Revenue is expected to be $26.6M for the year ended 31 March 2013
representing an 18% year-on-year increase. At EBITDA for the full year, Ecoya
expects a profit of greater than $1.1M which is up on the breakeven
prediction made in November last year. This update is based on unaudited
financial statements and the company will announce its final audited result
for the year prior to 31 May 2013.
The company outlined its growth initiatives at its AGM in September 2012
including significant investments in product, packaging and brand. The
forecast profit result at EBITDA has been achieved on the back of the
platform built in the first half of the year.
The Ecoya group expects this growth to continue and is forecasting revenue in
excess of $30M for the year ended 31 March 2014, with a forecast EBITDA
profit in excess of $2M for the full year.
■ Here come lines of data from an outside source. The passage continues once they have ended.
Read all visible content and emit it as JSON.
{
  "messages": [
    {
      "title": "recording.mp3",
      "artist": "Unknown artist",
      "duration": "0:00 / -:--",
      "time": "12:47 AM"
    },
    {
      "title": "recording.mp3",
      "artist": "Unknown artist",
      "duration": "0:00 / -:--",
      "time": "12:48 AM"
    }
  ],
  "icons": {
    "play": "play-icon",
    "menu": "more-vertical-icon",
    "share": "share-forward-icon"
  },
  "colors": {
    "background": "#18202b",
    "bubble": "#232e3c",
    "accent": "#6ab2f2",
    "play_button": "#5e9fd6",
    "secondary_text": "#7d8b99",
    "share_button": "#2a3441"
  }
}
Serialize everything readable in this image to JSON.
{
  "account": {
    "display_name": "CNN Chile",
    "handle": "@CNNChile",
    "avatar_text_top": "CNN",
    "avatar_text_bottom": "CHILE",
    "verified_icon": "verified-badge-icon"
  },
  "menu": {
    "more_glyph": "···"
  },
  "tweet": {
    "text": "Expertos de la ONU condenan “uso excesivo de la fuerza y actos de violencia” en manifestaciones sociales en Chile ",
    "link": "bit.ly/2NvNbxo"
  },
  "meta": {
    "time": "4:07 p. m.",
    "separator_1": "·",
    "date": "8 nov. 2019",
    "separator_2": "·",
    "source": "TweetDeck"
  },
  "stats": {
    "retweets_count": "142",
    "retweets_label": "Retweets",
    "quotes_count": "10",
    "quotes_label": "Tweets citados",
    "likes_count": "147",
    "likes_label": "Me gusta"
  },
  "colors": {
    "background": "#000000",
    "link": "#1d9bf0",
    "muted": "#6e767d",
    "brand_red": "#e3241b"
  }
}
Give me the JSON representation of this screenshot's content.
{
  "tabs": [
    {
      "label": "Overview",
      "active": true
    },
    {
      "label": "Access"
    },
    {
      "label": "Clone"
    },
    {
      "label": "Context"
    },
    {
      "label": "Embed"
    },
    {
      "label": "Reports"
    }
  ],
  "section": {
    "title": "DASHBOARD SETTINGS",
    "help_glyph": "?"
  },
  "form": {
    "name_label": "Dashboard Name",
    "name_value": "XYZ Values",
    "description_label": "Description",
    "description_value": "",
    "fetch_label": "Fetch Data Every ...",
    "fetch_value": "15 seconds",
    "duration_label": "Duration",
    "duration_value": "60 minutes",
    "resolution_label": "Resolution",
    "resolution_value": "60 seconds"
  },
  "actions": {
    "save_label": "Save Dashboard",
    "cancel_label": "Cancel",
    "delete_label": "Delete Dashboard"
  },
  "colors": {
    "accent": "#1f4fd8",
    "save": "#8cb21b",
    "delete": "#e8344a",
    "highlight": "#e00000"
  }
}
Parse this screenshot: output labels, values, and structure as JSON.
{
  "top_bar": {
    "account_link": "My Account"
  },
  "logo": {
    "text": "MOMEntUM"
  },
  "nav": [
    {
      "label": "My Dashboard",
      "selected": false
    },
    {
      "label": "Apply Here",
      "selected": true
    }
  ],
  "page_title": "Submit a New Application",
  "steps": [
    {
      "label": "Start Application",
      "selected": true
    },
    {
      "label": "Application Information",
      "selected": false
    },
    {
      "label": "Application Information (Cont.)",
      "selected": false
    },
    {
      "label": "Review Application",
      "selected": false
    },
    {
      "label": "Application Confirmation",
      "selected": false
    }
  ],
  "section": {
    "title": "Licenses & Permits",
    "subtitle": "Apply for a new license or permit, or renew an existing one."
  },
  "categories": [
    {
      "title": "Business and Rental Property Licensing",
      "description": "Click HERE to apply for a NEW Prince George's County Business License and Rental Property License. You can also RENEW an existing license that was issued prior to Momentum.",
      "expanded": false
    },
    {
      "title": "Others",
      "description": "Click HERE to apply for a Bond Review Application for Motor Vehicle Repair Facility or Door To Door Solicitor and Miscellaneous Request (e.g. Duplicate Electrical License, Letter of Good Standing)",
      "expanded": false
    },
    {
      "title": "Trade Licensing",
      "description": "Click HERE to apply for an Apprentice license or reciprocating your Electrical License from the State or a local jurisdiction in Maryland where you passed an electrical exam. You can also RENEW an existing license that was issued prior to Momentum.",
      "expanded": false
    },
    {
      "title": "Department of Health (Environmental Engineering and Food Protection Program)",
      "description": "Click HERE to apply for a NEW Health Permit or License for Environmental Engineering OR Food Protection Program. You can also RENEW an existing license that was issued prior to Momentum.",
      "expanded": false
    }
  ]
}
The Ecoya business is seasonal with the Christmas gifting period falling
within the second half of the financial year. The group expects a similar
seasonal profit in the coming financial year, as was experienced in the year
ending 31 March 2013.
The business continues to grow with opportunities both locally and within the
international markets.
Key recent wins include the expansion of Trilogy's distribution and reach in
the UK market via all 27 John Lewis stores throughout Great Britain, and a
distribution deal with Sigma, a leading wholesale and distribution business
to pharmacy and owner of three of Australia's best known pharmacy retail
brands - Amcal Max, Amcal and Guardian. The group has over 450 stores
nationwide and the new retail partnership gives Trilogy core product ranging
in all stores.
Revenue for Trilogy in Australia is up 30% on last year making Australia the
biggest market for the Trilogy brand. Trilogy now represents 60% of total
group revenue.
At 31 March 2013 net debt was $6.6M down from $8.4M at 30 September 2012,
resulting in headroom of $2.9M on a total facility of $9.5M. The company
plans to further reduce net debt through continued positive trading.